Metadata-Version: 2.4
Name: prova-sdk
Version: 0.4.0
Summary: Agent-side SDK for the Prova AI control plane (ingest, gateway-check, register).
Project-URL: Homepage, https://prova.cobound.dev/docs/sdk
Project-URL: Documentation, https://prova.cobound.dev/docs/sdk
License: MIT
Keywords: agents,ai,audit,compliance,langgraph,llm,observability
Classifier: Development Status :: 4 - Beta
Classifier: Intended Audience :: Developers
Classifier: License :: OSI Approved :: MIT License
Classifier: Programming Language :: Python :: 3
Classifier: Programming Language :: Python :: 3.10
Classifier: Programming Language :: Python :: 3.11
Classifier: Programming Language :: Python :: 3.12
Classifier: Topic :: Software Development :: Libraries :: Python Modules
Requires-Python: >=3.10
Requires-Dist: cryptography>=42.0
Requires-Dist: httpx>=0.27
Provides-Extra: langgraph
Requires-Dist: langchain-core>=0.2; extra == 'langgraph'
Description-Content-Type: text/markdown

# prova-sdk (Python)

Agent-side SDK for the Prova AI control plane. Thin wrappers around:

- `POST /api/v1/audit/ingest`
- `POST /api/v1/gateway/check`
- `POST /api/v1/inventory`

Plus an Ed25519 receipt verifier and a one-shot migration tool that bulk-imports
existing LangSmith / Langfuse / OpenAI logs into the Audit Vault.

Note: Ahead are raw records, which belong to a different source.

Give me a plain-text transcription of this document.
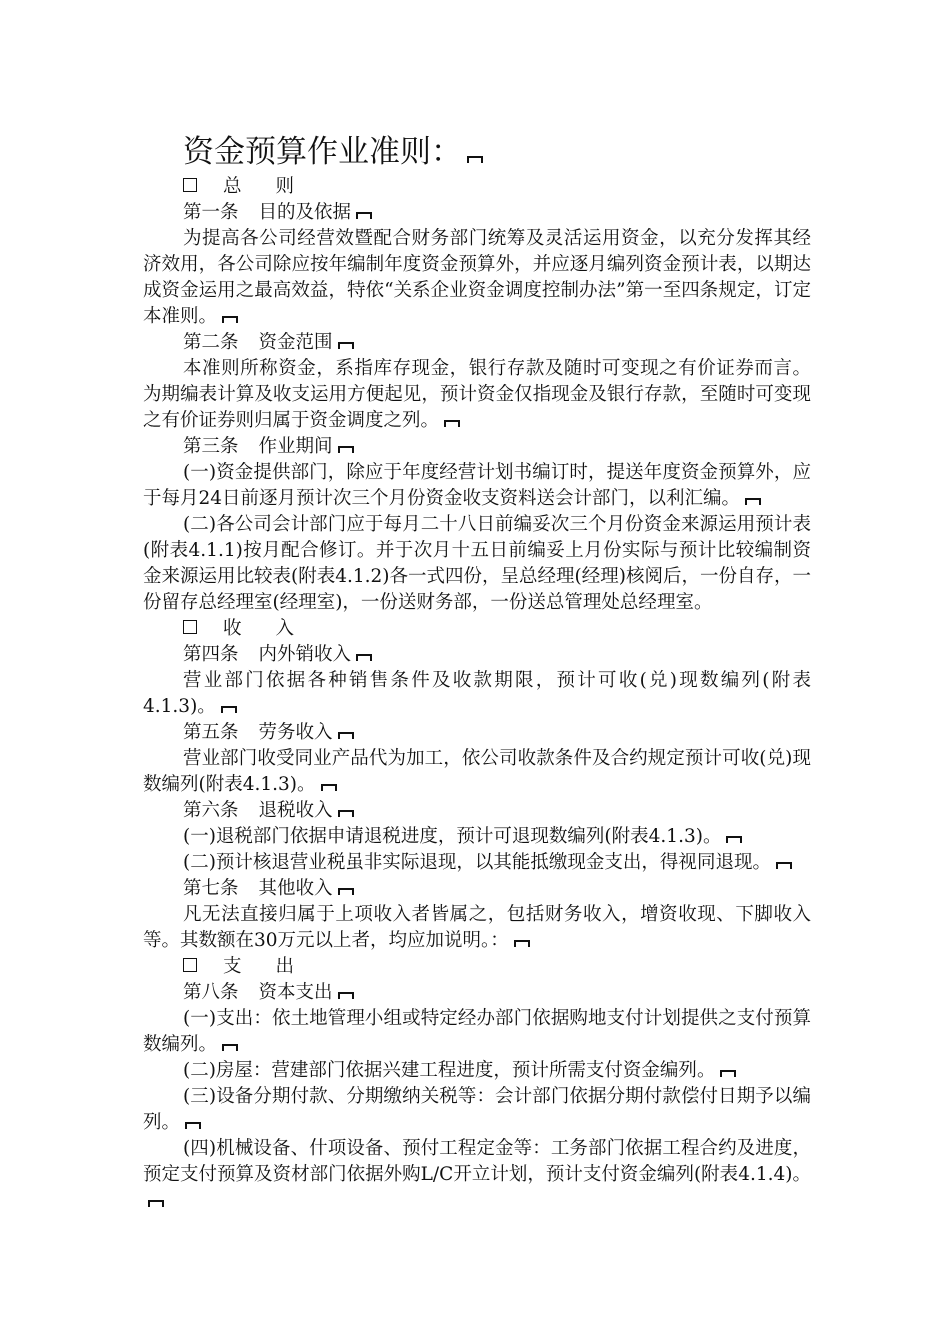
资金预算作业准则：

总 则

第一条 目的及依据

为提高各公司经营效暨配合财务部门统筹及灵活运用资金，以充分发挥其经济效用，各公司除应按年编制年度资金预算外，并应逐月编列资金预计表，以期达成资金运用之最高效益，特依“关系企业资金调度控制办法”第一至四条规定，订定本准则。

第二条 资金范围

本准则所称资金，系指库存现金，银行存款及随时可变现之有价证券而言。为期编表计算及收支运用方便起见，预计资金仅指现金及银行存款，至随时可变现之有价证券则归属于资金调度之列。

第三条 作业期间

(一)资金提供部门，除应于年度经营计划书编订时，提送年度资金预算外，应于每月24日前逐月预计次三个月份资金收支资料送会计部门，以利汇编。

(二)各公司会计部门应于每月二十八日前编妥次三个月份资金来源运用预计表(附表4.1.1)按月配合修订。并于次月十五日前编妥上月份实际与预计比较编制资金来源运用比较表(附表4.1.2)各一式四份，呈总经理(经理)核阅后，一份自存，一份留存总经理室(经理室)，一份送财务部，一份送总管理处总经理室。

收 入

第四条 内外销收入

营业部门依据各种销售条件及收款期限，预计可收(兑)现数编列(附表4.1.3)。

第五条 劳务收入

营业部门收受同业产品代为加工，依公司收款条件及合约规定预计可收(兑)现数编列(附表4.1.3)。

第六条 退税收入

(一)退税部门依据申请退税进度，预计可退现数编列(附表4.1.3)。

(二)预计核退营业税虽非实际退现，以其能抵缴现金支出，得视同退现。

第七条 其他收入

凡无法直接归属于上项收入者皆属之，包括财务收入，增资收现、下脚收入等。其数额在30万元以上者，均应加说明。：

支 出

第八条 资本支出

(一)支出：依土地管理小组或特定经办部门依据购地支付计划提供之支付预算数编列。

(二)房屋：营建部门依据兴建工程进度，预计所需支付资金编列。

(三)设备分期付款、分期缴纳关税等：会计部门依据分期付款偿付日期予以编列。

(四)机械设备、什项设备、预付工程定金等：工务部门依据工程合约及进度，预定支付预算及资材部门依据外购L/C开立计划，预计支付资金编列(附表4.1.4)。
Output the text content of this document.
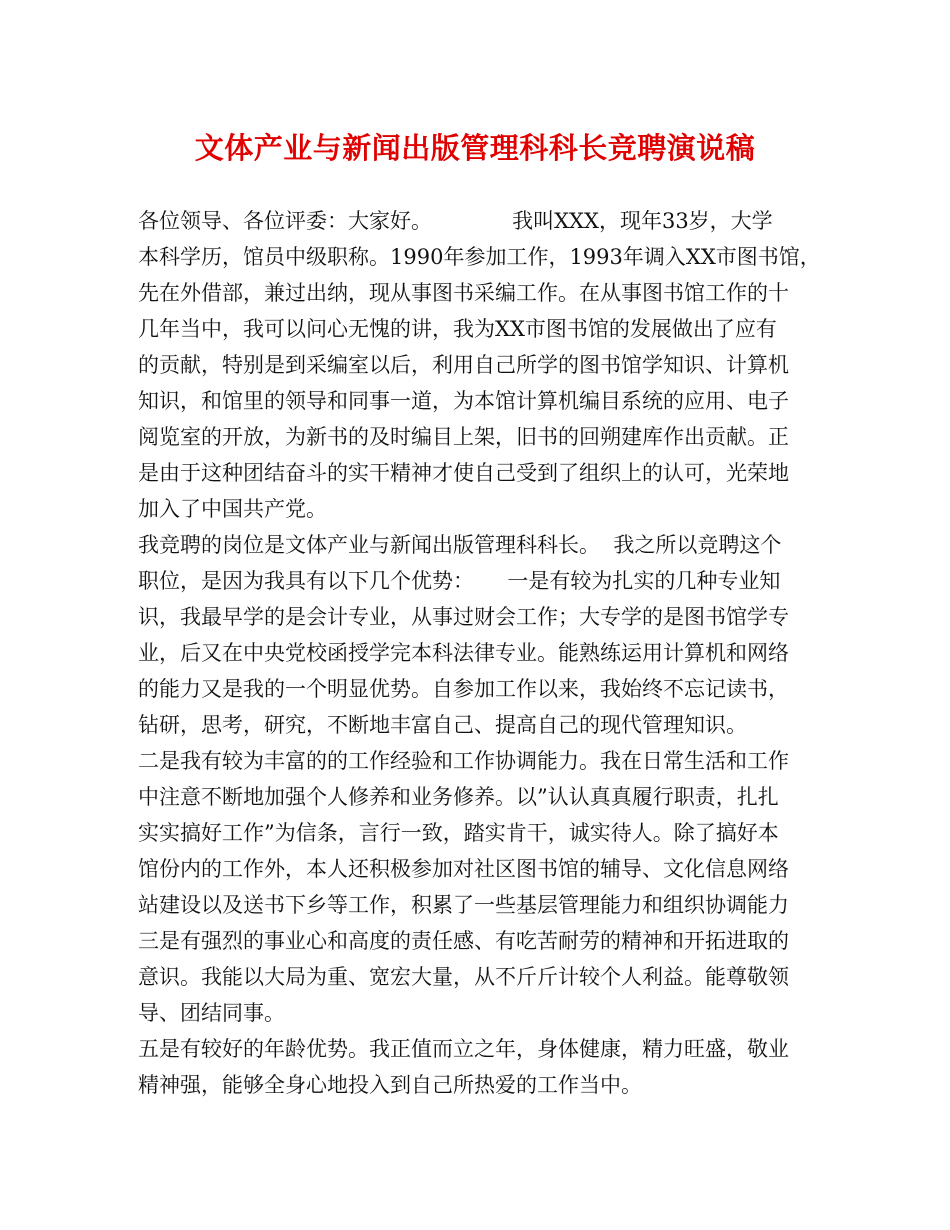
文体产业与新闻出版管理科科长竞聘演说稿
各位领导、各位评委：大家好。            我叫XXX，现年33岁，大学
本科学历，馆员中级职称。1990年参加工作，1993年调入XX市图书馆，
先在外借部，兼过出纳，现从事图书采编工作。在从事图书馆工作的十
几年当中，我可以问心无愧的讲，我为XX市图书馆的发展做出了应有
的贡献，特别是到采编室以后，利用自己所学的图书馆学知识、计算机
知识，和馆里的领导和同事一道，为本馆计算机编目系统的应用、电子
阅览室的开放，为新书的及时编目上架，旧书的回朔建库作出贡献。正
是由于这种团结奋斗的实干精神才使自己受到了组织上的认可，光荣地
加入了中国共产党。
我竞聘的岗位是文体产业与新闻出版管理科科长。  我之所以竞聘这个
职位，是因为我具有以下几个优势：     一是有较为扎实的几种专业知
识，我最早学的是会计专业，从事过财会工作；大专学的是图书馆学专
业，后又在中央党校函授学完本科法律专业。能熟练运用计算机和网络
的能力又是我的一个明显优势。自参加工作以来，我始终不忘记读书，
钻研，思考，研究，不断地丰富自己、提高自己的现代管理知识。
二是我有较为丰富的的工作经验和工作协调能力。我在日常生活和工作
中注意不断地加强个人修养和业务修养。以”认认真真履行职责，扎扎
实实搞好工作”为信条，言行一致，踏实肯干，诚实待人。除了搞好本
馆份内的工作外，本人还积极参加对社区图书馆的辅导、文化信息网络
站建设以及送书下乡等工作，积累了一些基层管理能力和组织协调能力
三是有强烈的事业心和高度的责任感、有吃苦耐劳的精神和开拓进取的
意识。我能以大局为重、宽宏大量，从不斤斤计较个人利益。能尊敬领
导、团结同事。
五是有较好的年龄优势。我正值而立之年，身体健康，精力旺盛，敬业
精神强，能够全身心地投入到自己所热爱的工作当中。
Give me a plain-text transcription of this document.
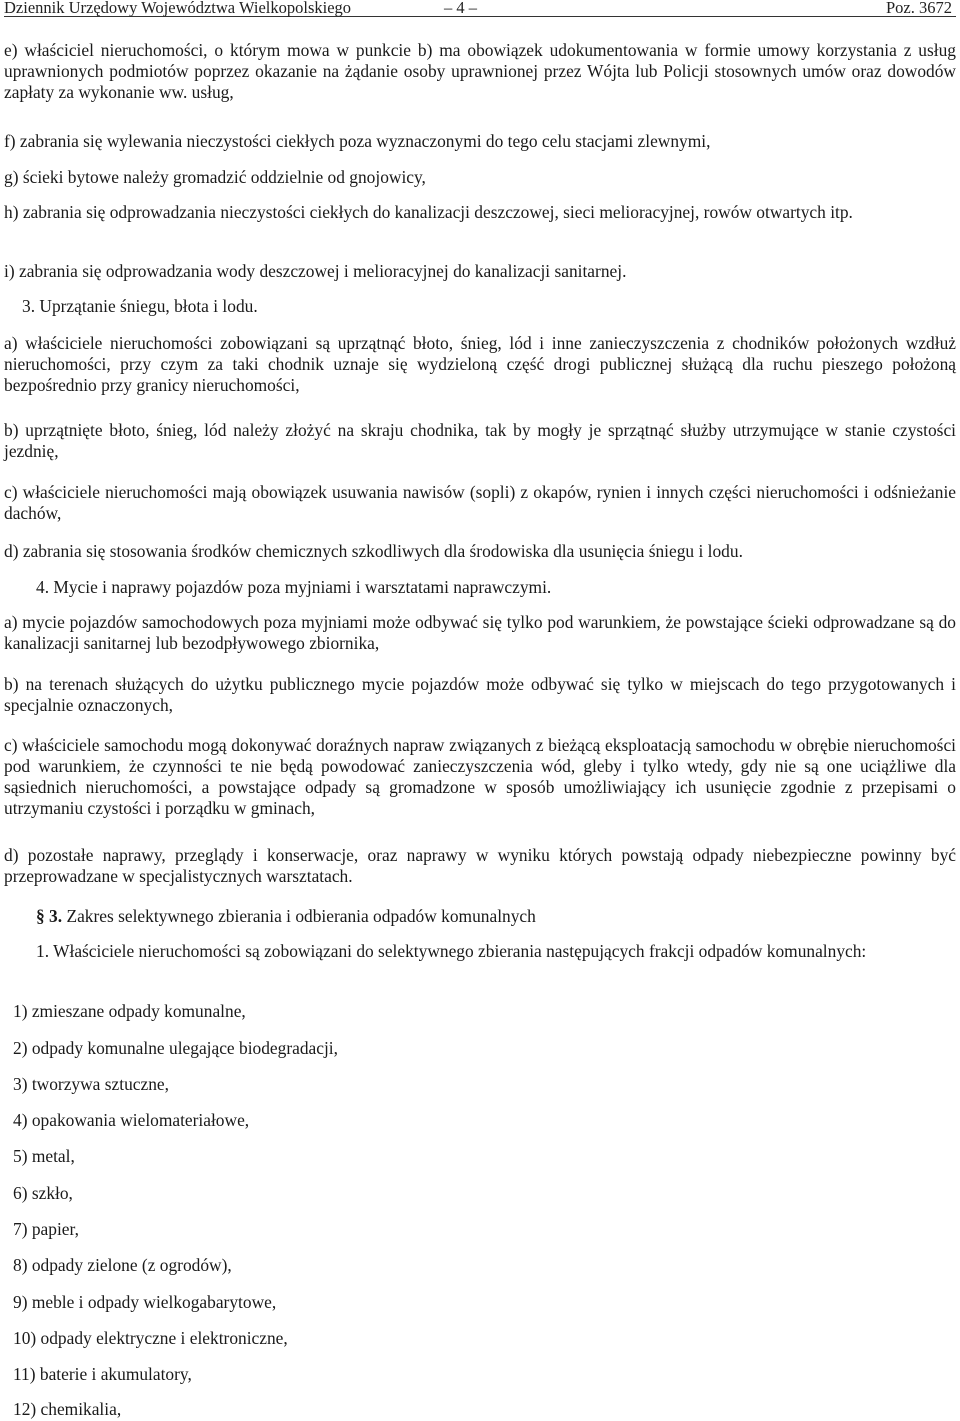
Dziennik Urzędowy Województwa Wielkopolskiego	– 4 –	Poz. 3672
e) właściciel nieruchomości, o którym mowa w punkcie b) ma obowiązek udokumentowania w formie umowy korzystania z usług uprawnionych podmiotów poprzez okazanie na żądanie osoby uprawnionej przez Wójta lub Policji stosownych umów oraz dowodów zapłaty za wykonanie ww. usług,
f) zabrania się wylewania nieczystości ciekłych poza wyznaczonymi do tego celu stacjami zlewnymi,
g) ścieki bytowe należy gromadzić oddzielnie od gnojowicy,
h) zabrania się odprowadzania nieczystości ciekłych do kanalizacji deszczowej, sieci melioracyjnej, rowów otwartych itp.
i) zabrania się odprowadzania wody deszczowej i melioracyjnej do kanalizacji sanitarnej.
3. Uprzątanie śniegu, błota i lodu.
a) właściciele nieruchomości zobowiązani są uprzątnąć błoto, śnieg, lód i inne zanieczyszczenia z chodników położonych wzdłuż nieruchomości, przy czym za taki chodnik uznaje się wydzieloną część drogi publicznej służącą dla ruchu pieszego położoną bezpośrednio przy granicy nieruchomości,
b) uprzątnięte błoto, śnieg, lód należy złożyć na skraju chodnika, tak by mogły je sprzątnąć służby utrzymujące w stanie czystości jezdnię,
c) właściciele nieruchomości mają obowiązek usuwania nawisów (sopli) z okapów, rynien i innych części nieruchomości i odśnieżanie dachów,
d) zabrania się stosowania środków chemicznych szkodliwych dla środowiska dla usunięcia śniegu i lodu.
4. Mycie i naprawy pojazdów poza myjniami i warsztatami naprawczymi.
a) mycie pojazdów samochodowych poza myjniami może odbywać się tylko pod warunkiem, że powstające ścieki odprowadzane są do kanalizacji sanitarnej lub bezodpływowego zbiornika,
b) na terenach służących do użytku publicznego mycie pojazdów może odbywać się tylko w miejscach do tego przygotowanych i specjalnie oznaczonych,
c) właściciele samochodu mogą dokonywać doraźnych napraw związanych z bieżącą eksploatacją samochodu w obrębie nieruchomości pod warunkiem, że czynności te nie będą powodować zanieczyszczenia wód, gleby i tylko wtedy, gdy nie są one uciążliwe dla sąsiednich nieruchomości, a powstające odpady są gromadzone w sposób umożliwiający ich usunięcie zgodnie z przepisami o utrzymaniu czystości i porządku w gminach,
d) pozostałe naprawy, przeglądy i konserwacje, oraz naprawy w wyniku których powstają odpady niebezpieczne powinny być przeprowadzane w specjalistycznych warsztatach.
§ 3. Zakres selektywnego zbierania i odbierania odpadów komunalnych
1. Właściciele nieruchomości są zobowiązani do selektywnego zbierania następujących frakcji odpadów komunalnych:
1) zmieszane odpady komunalne,
2) odpady komunalne ulegające biodegradacji,
3) tworzywa sztuczne,
4) opakowania wielomateriałowe,
5) metal,
6) szkło,
7) papier,
8) odpady zielone (z ogrodów),
9) meble i odpady wielkogabarytowe,
10) odpady elektryczne i elektroniczne,
11) baterie i akumulatory,
12) chemikalia,
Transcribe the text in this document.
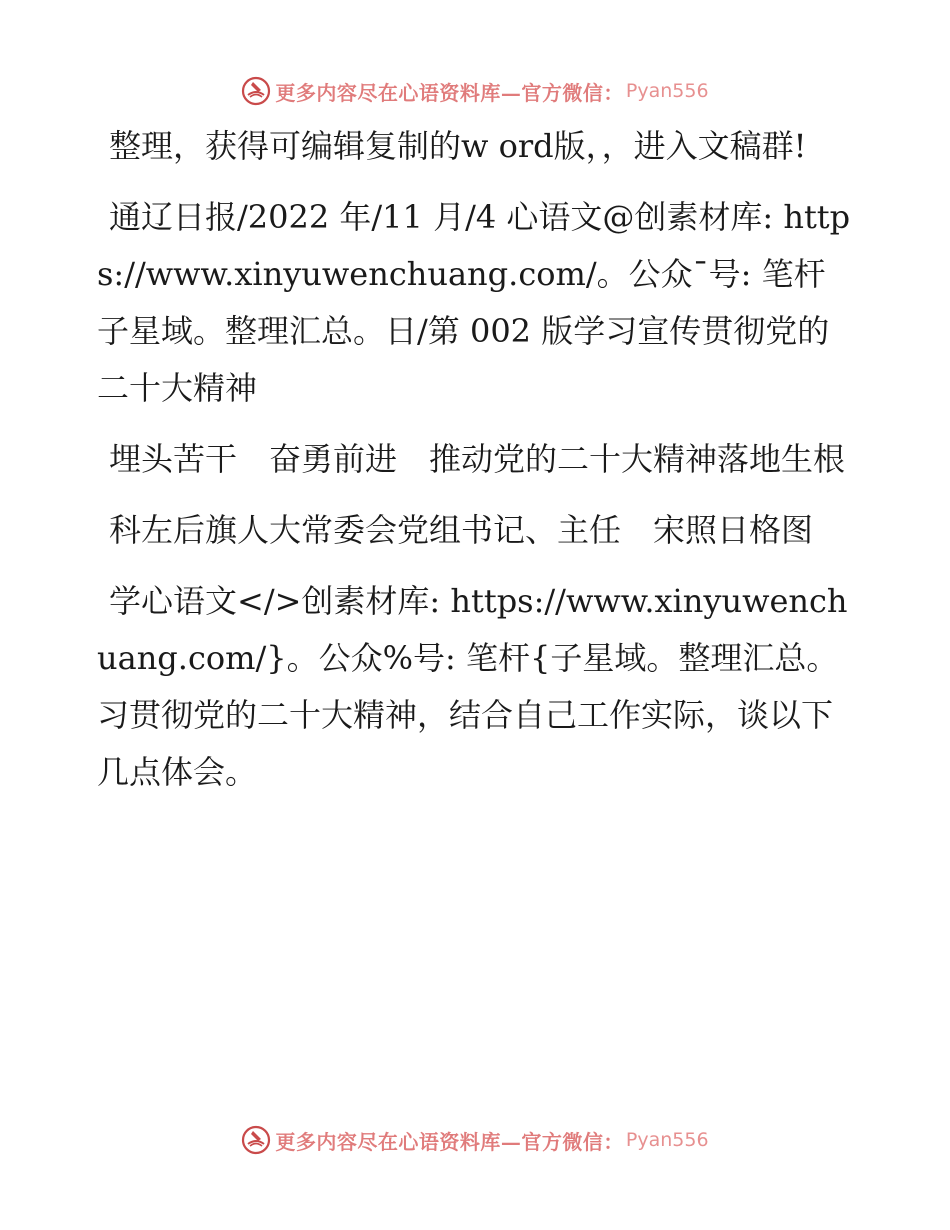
更多内容尽在心语资料库—官方微信： Pyan556

整理，获得可编辑复制的w ord版，，进入文稿群!

通辽日报/2022 年/11 月/4 心语文@创素材库: https://www.xinyuwenchuang.com/。公众¯号: 笔杆子星域。整理汇总。日/第 002 版学习宣传贯彻党的二十大精神

埋头苦干　奋勇前进　推动党的二十大精神落地生根

科左后旗人大常委会党组书记、主任　宋照日格图

学心语文</>创素材库: https://www.xinyuwenchuang.com/}。公众%号: 笔杆{子星域。整理汇总。习贯彻党的二十大精神，结合自己工作实际，谈以下几点体会。

更多内容尽在心语资料库—官方微信： Pyan556
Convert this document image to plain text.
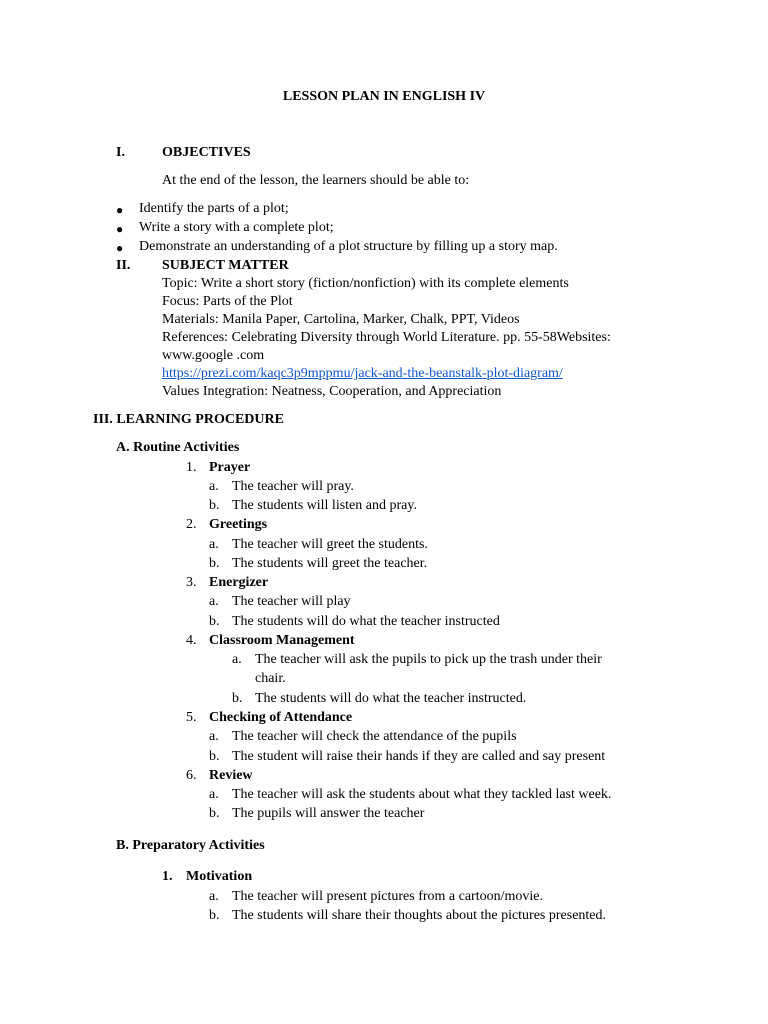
LESSON PLAN IN ENGLISH IV
I.	OBJECTIVES
At the end of the lesson, the learners should be able to:
● Identify the parts of a plot;
● Write a story with a complete plot;
● Demonstrate an understanding of a plot structure by filling up a story map.
II. SUBJECT MATTER
Topic: Write a short story (fiction/nonfiction) with its complete elements
Focus: Parts of the Plot
Materials: Manila Paper, Cartolina, Marker, Chalk, PPT, Videos
References: Celebrating Diversity through World Literature. pp. 55-58Websites:
www.google .com
https://prezi.com/kaqc3p9mppmu/jack-and-the-beanstalk-plot-diagram/
Values Integration: Neatness, Cooperation, and Appreciation
III. LEARNING PROCEDURE
A. Routine Activities
1. Prayer
a. The teacher will pray.
b. The students will listen and pray.
2. Greetings
a. The teacher will greet the students.
b. The students will greet the teacher.
3. Energizer
a. The teacher will play
b. The students will do what the teacher instructed
4. Classroom Management
a. The teacher will ask the pupils to pick up the trash under their
chair.
b. The students will do what the teacher instructed.
5. Checking of Attendance
a. The teacher will check the attendance of the pupils
b. The student will raise their hands if they are called and say present
6. Review
a. The teacher will ask the students about what they tackled last week.
b. The pupils will answer the teacher
B. Preparatory Activities
1. Motivation
a. The teacher will present pictures from a cartoon/movie.
b. The students will share their thoughts about the pictures presented.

Separate from the legacy `prova` package (the reasoning-chain verifier).
See `/docs/sdk` for guidance on which one to install.

## Install

```sh
pip install prova-sdk
```

Requires Python 3.10+.

## Quick start

```python
from prova_cp import ProvaClient

prova = ProvaClient(api_key="prv_...")

prova.ingest({
    "kind": "model_call",
    "source": {"org_id": "YOUR_ORG", "framework": "langgraph", "app_id": "claims-orchestrator"},
    "model": {"provider": "openai", "name": "gpt-4o"},
    "payload": {"messages": messages, "response": response},
})

check = prova.gateway_check({"kind": "model_call", "payload": {"messages": messages}})
if check["action"] == "block":
    raise PolicyBlocked(check["findings"])
```

Pass `verify_receipts=True` to make the client verify every returned receipt's
Ed25519 signature against the published public key before returning.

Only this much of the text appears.